- Poster
- Directed by: S. P. Mahesh
- Screenplay by: Eruva Chandrasekaran S. P. Mahesh
- Story by: Eruva Chandrasekaran
- Produced by: Ramdas Menon
- Starring: Rohit Nair Lal Archana Kavi
- Cinematography: Sudhi
- Edited by: Raja Mohammed
- Music by: Berny Ignatius
- Production company: Mumbai Cine Talkies
- Release date: 31 May 2013;
- Country: India
- Language: Malayalam

= Abhiyum Njanum =

Abhiyum Njanum is a 2013 Indian Malayalam-language film directed by S. P. Mahesh. Archana Kavi and debutant Rohit Nair play the lead along with Lal.
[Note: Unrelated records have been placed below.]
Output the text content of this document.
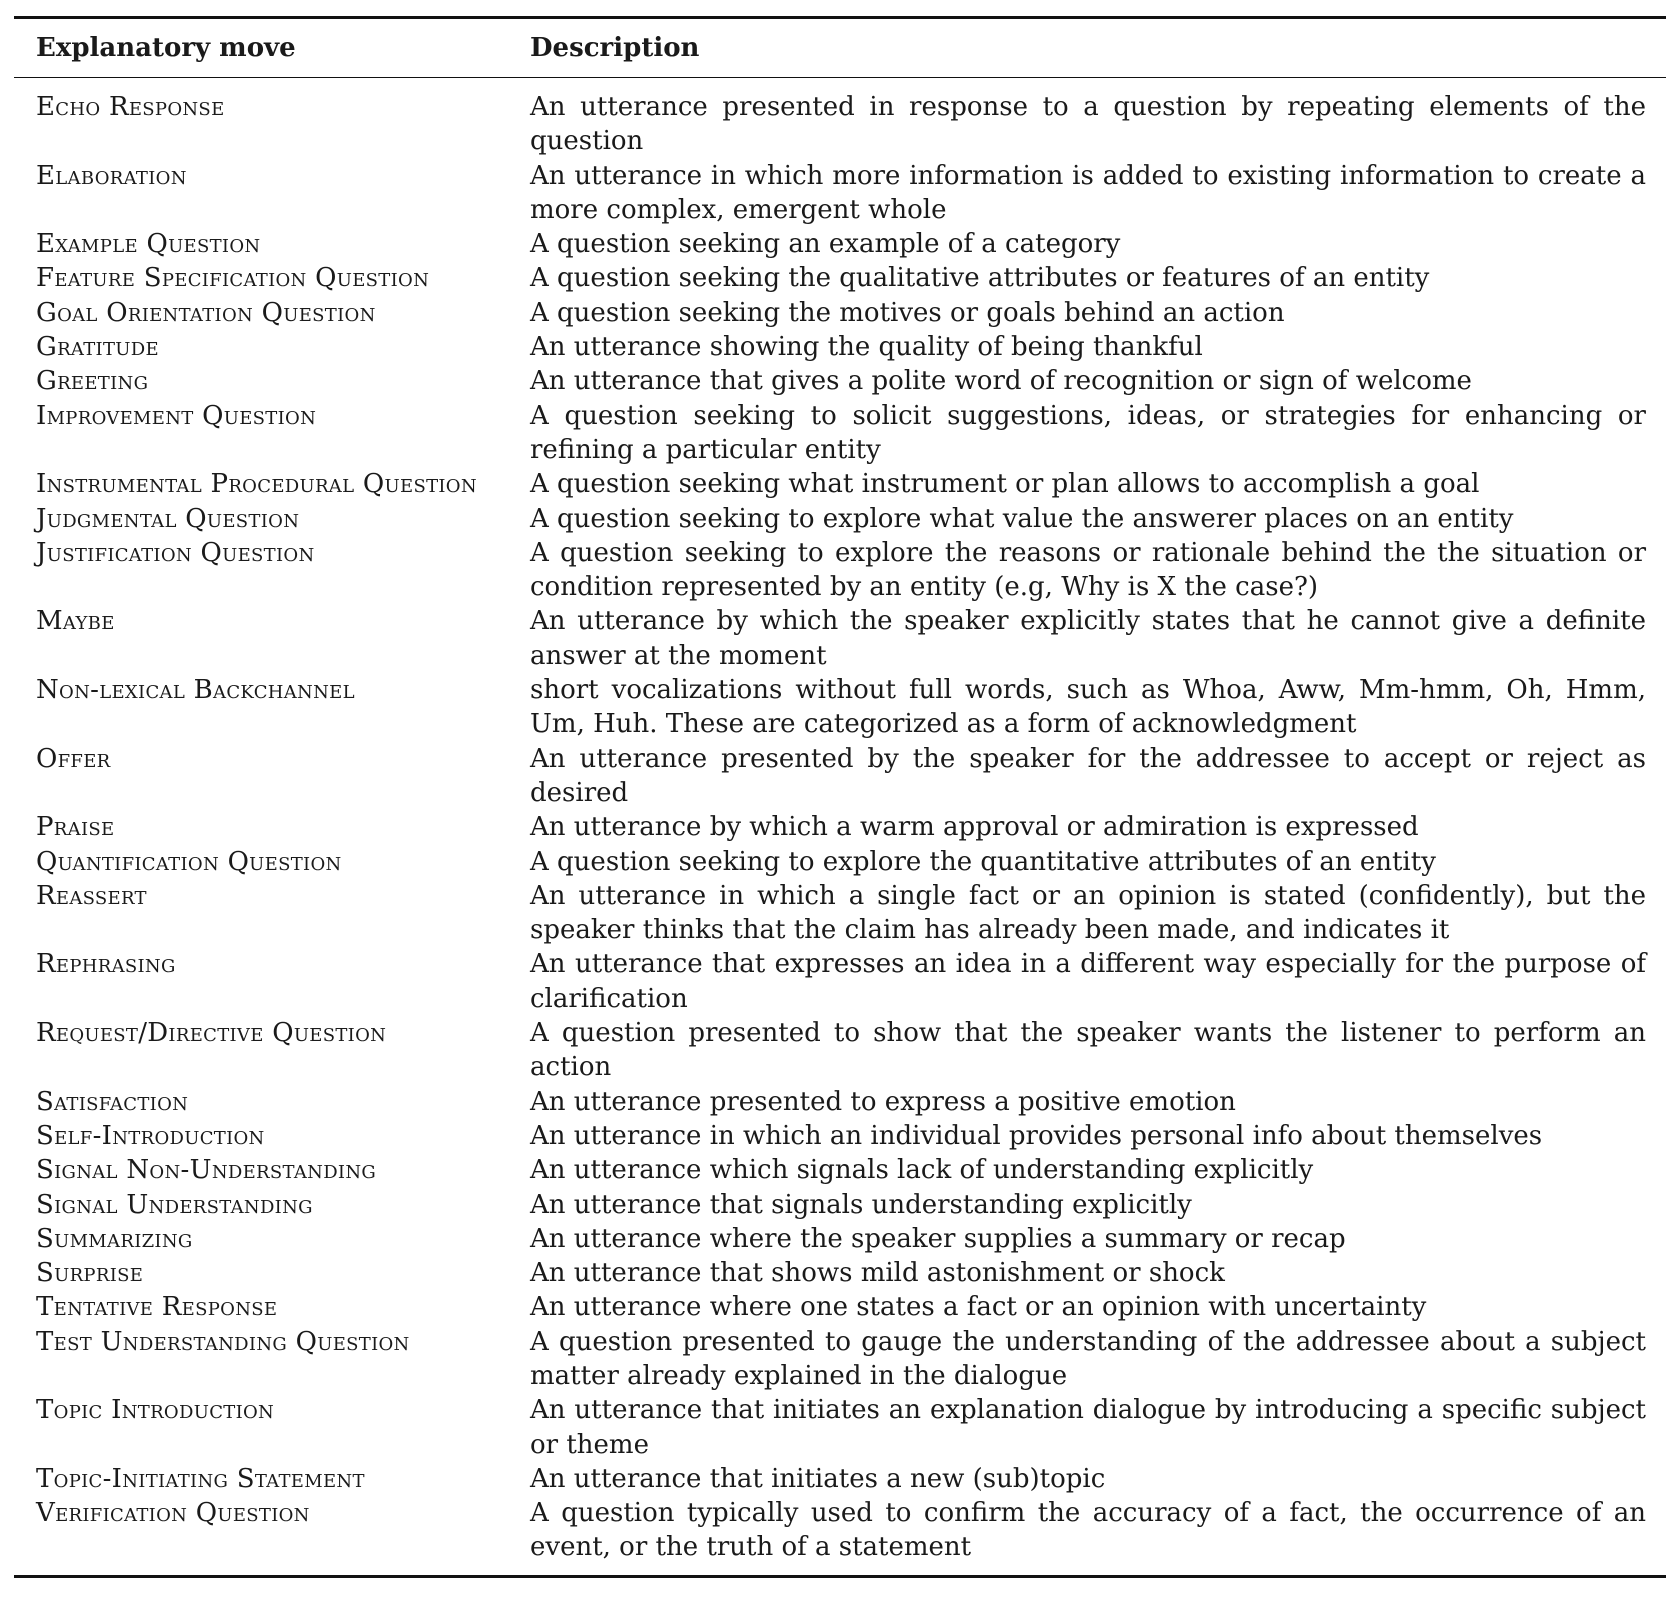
Explanatory move	Description
Echo Response	An utterance presented in response to a question by repeating elements of the question
Elaboration	An utterance in which more information is added to existing information to create a more complex, emergent whole
Example Question	A question seeking an example of a category
Feature Specification Question	A question seeking the qualitative attributes or features of an entity
Goal Orientation Question	A question seeking the motives or goals behind an action
Gratitude	An utterance showing the quality of being thankful
Greeting	An utterance that gives a polite word of recognition or sign of welcome
Improvement Question	A question seeking to solicit suggestions, ideas, or strategies for enhancing or refining a particular entity
Instrumental Procedural Question	A question seeking what instrument or plan allows to accomplish a goal
Judgmental Question	A question seeking to explore what value the answerer places on an entity
Justification Question	A question seeking to explore the reasons or rationale behind the the situation or condition represented by an entity (e.g, Why is X the case?)
Maybe	An utterance by which the speaker explicitly states that he cannot give a definite answer at the moment
Non-lexical Backchannel	short vocalizations without full words, such as Whoa, Aww, Mm-hmm, Oh, Hmm, Um, Huh. These are categorized as a form of acknowledgment
Offer	An utterance presented by the speaker for the addressee to accept or reject as desired
Praise	An utterance by which a warm approval or admiration is expressed
Quantification Question	A question seeking to explore the quantitative attributes of an entity
Reassert	An utterance in which a single fact or an opinion is stated (confidently), but the speaker thinks that the claim has already been made, and indicates it
Rephrasing	An utterance that expresses an idea in a different way especially for the purpose of clarification
Request/Directive Question	A question presented to show that the speaker wants the listener to perform an action
Satisfaction	An utterance presented to express a positive emotion
Self-Introduction	An utterance in which an individual provides personal info about themselves
Signal Non-Understanding	An utterance which signals lack of understanding explicitly
Signal Understanding	An utterance that signals understanding explicitly
Summarizing	An utterance where the speaker supplies a summary or recap
Surprise	An utterance that shows mild astonishment or shock
Tentative Response	An utterance where one states a fact or an opinion with uncertainty
Test Understanding Question	A question presented to gauge the understanding of the addressee about a subject matter already explained in the dialogue
Topic Introduction	An utterance that initiates an explanation dialogue by introducing a specific subject or theme
Topic-Initiating Statement	An utterance that initiates a new (sub)topic
Verification Question	A question typically used to confirm the accuracy of a fact, the occurrence of an event, or the truth of a statement
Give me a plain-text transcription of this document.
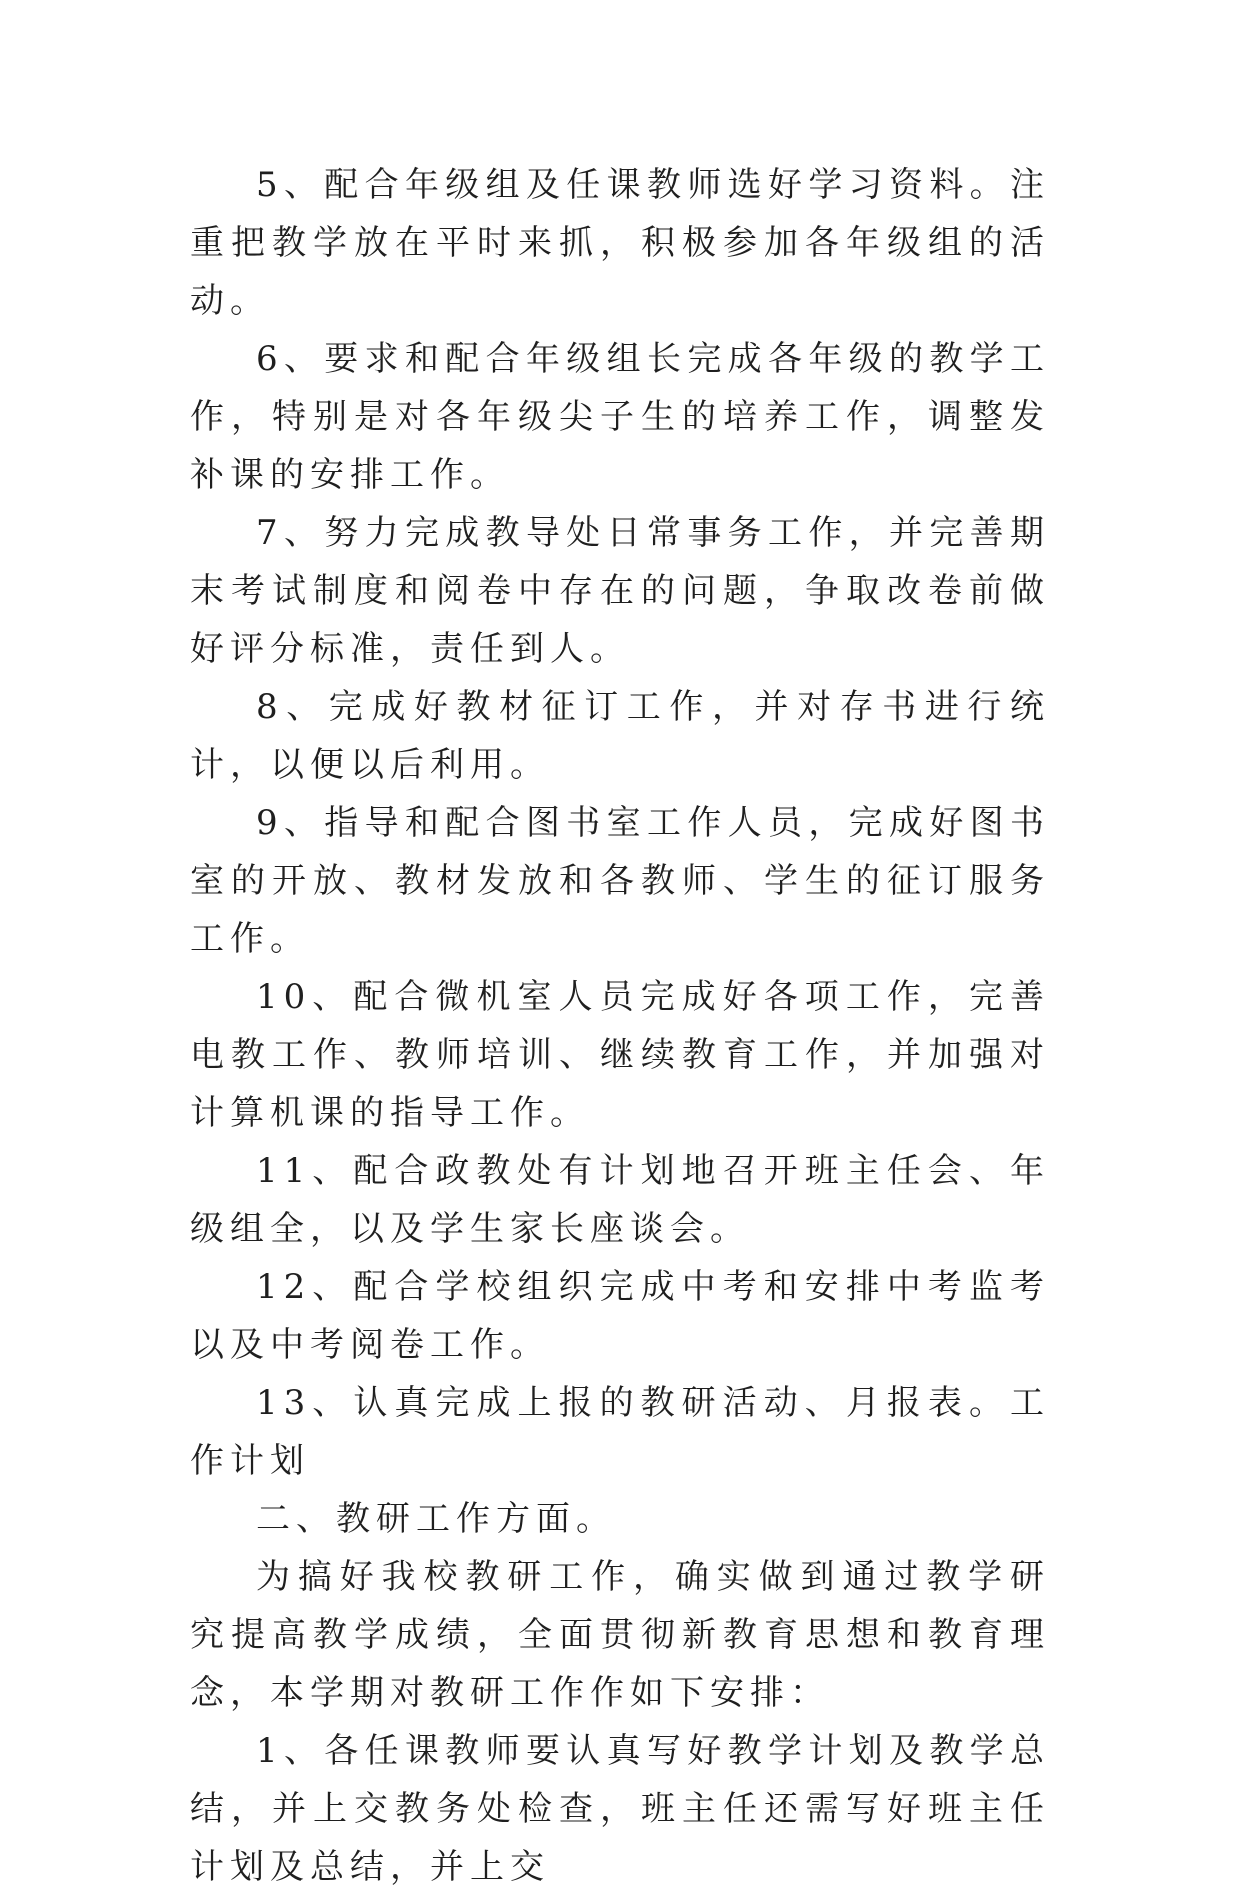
5、配合年级组及任课教师选好学习资料。注重把教学放在平时来抓，积极参加各年级组的活动。

6、要求和配合年级组长完成各年级的教学工作，特别是对各年级尖子生的培养工作，调整发补课的安排工作。

7、努力完成教导处日常事务工作，并完善期末考试制度和阅卷中存在的问题，争取改卷前做好评分标准，责任到人。

8、完成好教材征订工作，并对存书进行统计，以便以后利用。

9、指导和配合图书室工作人员，完成好图书室的开放、教材发放和各教师、学生的征订服务工作。

10、配合微机室人员完成好各项工作，完善电教工作、教师培训、继续教育工作，并加强对计算机课的指导工作。

11、配合政教处有计划地召开班主任会、年级组全，以及学生家长座谈会。

12、配合学校组织完成中考和安排中考监考以及中考阅卷工作。

13、认真完成上报的教研活动、月报表。工作计划

二、教研工作方面。

为搞好我校教研工作，确实做到通过教学研究提高教学成绩，全面贯彻新教育思想和教育理念，本学期对教研工作作如下安排：

1、各任课教师要认真写好教学计划及教学总结，并上交教务处检查，班主任还需写好班主任计划及总结，并上交
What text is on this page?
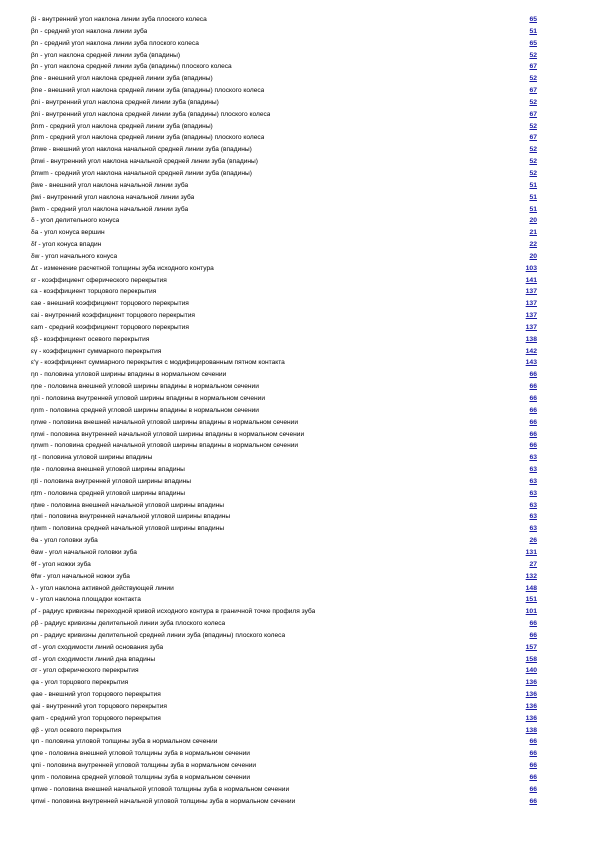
βi - внутренний угол наклона линии зуба плоского колеса	65
βn - средний угол наклона линии зуба	51
βn - средний угол наклона линии зуба плоского колеса	65
βn - угол наклона средней линии зуба (впадины)	52
βn - угол наклона средней линии зуба (впадины) плоского колеса	67
βne - внешний угол наклона средней линии зуба (впадины)	52
βne - внешний угол наклона средней линии зуба (впадины) плоского колеса	67
βni - внутренний угол наклона средней линии зуба (впадины)	52
βni - внутренний угол наклона средней линии зуба (впадины) плоского колеса	67
βnm - средний угол наклона средней линии зуба (впадины)	52
βnm - средний угол наклона средней линии зуба (впадины) плоского колеса	67
βnwe - внешний угол наклона начальной средней линии зуба (впадины)	52
βnwi - внутренний угол наклона начальной средней линии зуба (впадины)	52
βnwm - средний угол наклона начальной средней линии зуба (впадины)	52
βwe - внешний угол наклона начальной линии зуба	51
βwi - внутренний угол наклона начальной линии зуба	51
βwm - средний угол наклона начальной линии зуба	51
δ - угол делительного конуса	20
δa - угол конуса вершин	21
δf - угол конуса впадин	22
δw - угол начального конуса	20
Δτ - изменение расчетной толщины зуба исходного контура	103
εr - коэффициент сферического перекрытия	141
εa - коэффициент торцового перекрытия	137
εae - внешний коэффициент торцового перекрытия	137
εai - внутренний коэффициент торцового перекрытия	137
εam - средний коэффициент торцового перекрытия	137
εβ - коэффициент осевого перекрытия	138
εγ - коэффициент суммарного перекрытия	142
ε'γ - коэффициент суммарного перекрытия с модифицированным пятном контакта	143
ηn - половина угловой ширины впадины в нормальном сечении	66
ηne - половина внешней угловой ширины впадины в нормальном сечении	66
ηni - половина внутренней угловой ширины впадины в нормальном сечении	66
ηnm - половина средней угловой ширины впадины в нормальном сечении	66
ηnwe - половина внешней начальной угловой ширины впадины в нормальном сечении	66
ηnwi - половина внутренней начальной угловой ширины впадины в нормальном сечении	66
ηnwm - половина средней начальной угловой ширины впадины в нормальном сечении	66
ηt - половина угловой ширины впадины	63
ηte - половина внешней угловой ширины впадины	63
ηti - половина внутренней угловой ширины впадины	63
ηtm - половина средней угловой ширины впадины	63
ηtwe - половина внешней начальной угловой ширины впадины	63
ηtwi - половина внутренней начальной угловой ширины впадины	63
ηtwm - половина средней начальной угловой ширины впадины	63
θa - угол головки зуба	26
θaw - угол начальной головки зуба	131
θf - угол ножки зуба	27
θfw - угол начальной ножки зуба	132
λ - угол наклона активной действующей линии	148
ν - угол наклона площадки контакта	151
ρf - радиус кривизны переходной кривой исходного контура в граничной точке профиля зуба	101
ρβ - радиус кривизны делительной линии зуба плоского колеса	66
ρn - радиус кривизны делительной средней линии зуба (впадины) плоского колеса	66
σf - угол сходимости линий основания зуба	157
σf - угол сходимости линий дна впадины	158
σr - угол сферического перекрытия	140
φa - угол торцового перекрытия	136
φae - внешний угол торцового перекрытия	136
φai - внутренний угол торцового перекрытия	136
φam - средний угол торцового перекрытия	136
φβ - угол осевого перекрытия	138
ψn - половина угловой толщины зуба в нормальном сечении	66
ψne - половина внешней угловой толщины зуба в нормальном сечении	66
ψni - половина внутренней угловой толщины зуба в нормальном сечении	66
ψnm - половина средней угловой толщины зуба в нормальном сечении	66
ψnwe - половина внешней начальной угловой толщины зуба в нормальном сечении	66
ψnwi - половина внутренней начальной угловой толщины зуба в нормальном сечении	66
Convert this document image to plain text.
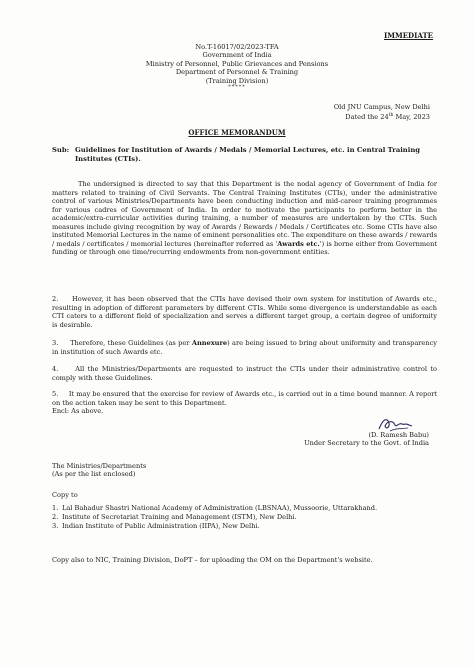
IMMEDIATE
No.T-16017/02/2023-TFA
Government of India
Ministry of Personnel, Public Grievances and Pensions
Department of Personnel & Training
(Training Division)
*****
Old JNU Campus, New Delhi
Dated the 24th May, 2023
OFFICE MEMORANDUM
Sub: Guidelines for Institution of Awards / Medals / Memorial Lectures, etc. in Central Training Institutes (CTIs).
The undersigned is directed to say that this Department is the nodal agency of Government of India for matters related to training of Civil Servants. The Central Training Institutes (CTIs), under the administrative control of various Ministries/Departments have been conducting induction and mid-career training programmes for various cadres of Government of India. In order to motivate the participants to perform better in the academic/extra-curricular activities during training, a number of measures are undertaken by the CTIs. Such measures include giving recognition by way of Awards / Rewards / Medals / Certificates etc. Some CTIs have also instituted Memorial Lectures in the name of eminent personalities etc. The expenditure on these awards / rewards / medals / certificates / memorial lectures (hereinafter referred as 'Awards etc.') is borne either from Government funding or through one time/recurring endowments from non-government entities.
2. However, it has been observed that the CTIs have devised their own system for institution of Awards etc., resulting in adoption of different parameters by different CTIs. While some divergence is understandable as each CTI caters to a different field of specialization and serves a different target group, a certain degree of uniformity is desirable.
3. Therefore, these Guidelines (as per Annexure) are being issued to bring about uniformity and transparency in institution of such Awards etc.
4.	All the Ministries/Departments are requested to instruct the CTIs under their administrative control to comply with these Guidelines.
5. It may be ensured that the exercise for review of Awards etc., is carried out in a time bound manner. A report on the action taken may be sent to this Department.
Encl: As above.
(D. Ramesh Babu)
Under Secretary to the Govt. of India
The Ministries/Departments
(As per the list enclosed)
Copy to
1. Lal Bahadur Shastri National Academy of Administration (LBSNAA), Mussoorie, Uttarakhand.
2. Institute of Secretariat Training and Management (ISTM), New Delhi.
3. Indian Institute of Public Administration (IIPA), New Delhi.
Copy also to NIC, Training Division, DoPT – for uploading the OM on the Department's website.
The film is a road movie which revolves around two characters, Abirami (Archana) and Rahul (Rohit) and plots the happenings in the life of the protagonists from morning to evening on that particular day. Despite the title, Abhiyum Njanum is not a remake of the homophonous 2008 Tamil film Abhiyum Naanum. The film released on 31 May 2013.

== Plot ==
Abhirami "Abhi" is a Keralite brought up in Mumbai. She travels to Kerala to meet her cousin Sohan, only to find that he is away. Sohan's best friend Rahul sets out with her in search of Sohan. Rahul makes Abhi pay for his vehicle's fuel. He makes a stop at fast food restaurant and again tries to make her pay for his food, which annoys Abhi. But as they journey, a friendship develops between them. They visit his friend Jose's home where Abhi chides Jose for complaining about his wife to a stranger. They then stop at an old age home where Abhi impresses everyone with her skills at playing violin. They look for Sohan at a beach but encounter goons who try to harass Abhi and take video of her. Rahul beats them up and they continue on their journey. Rahul falls in love with Abhi and admits this to her. However, she gets angry at him, thinking his purpose for being helping her was to have an affair with her. Abhi reveals that she intends to marry Sohan according to her deceased parents' wishes. Upon hearing this, Rahul apologizes. Throughout the journey Abhi reminisces her days spent with parents. She tells Rahul about her parents' death in an accident. Rahul comforts her and they continue their search for Sohan, finding out that he will be at a park in the evening. They spend rest of their day shopping and visiting a temple. Rahul buys a ring not revealing for who it is. In the evening, the goons from beach follow them, as they speed up and escape. Finally, they reach the park where Sohan is. Rahul gives her the ring as a token and wishes her luck as they part. Abhi meets Sohan, but she learns that Sohan has a fiancée, Maya. Abhi does not reveal the purpose of her visit to Sohan after learning about Maya, and sadly returns to the airport, to leave for Mumbai. She contacts Rahul, while waiting at the airport but his number shows up as Sohan Menon in her phone. She meets Rahul at the airport, and learns he is a pilot. She finds that Rahul is really Sohan Menon, and he put up an act along with his friends to test her, as she is from a big city. Abhi slaps Sohan/Rahul but soon forgives him. They exchange rings at the airport. Abhi sees her parents' spirits smile and wave at her.

==Cast==
- Rohit Nair as Rahul/ Real Sohan Menon
- Archana Kavi as Abhirami
- Lal as Nandan Menon
- Menaka Suresh as Devika
- Rejith Menon as fake Sohan Menon
- Salim Kumar as Jose
- Captain Raju
- Guinness Pakru as Bhadran
- Gayathri

== Reception ==
A critic from The Times of India wrote that the film is "caught between a dilemma of going for a full-blown, jovial romance and at the same time keeping the date with family values. The result is a drab narrative where the lead actors stutter and stumble along, riding bike, climbing hills, shopping and of course romancings".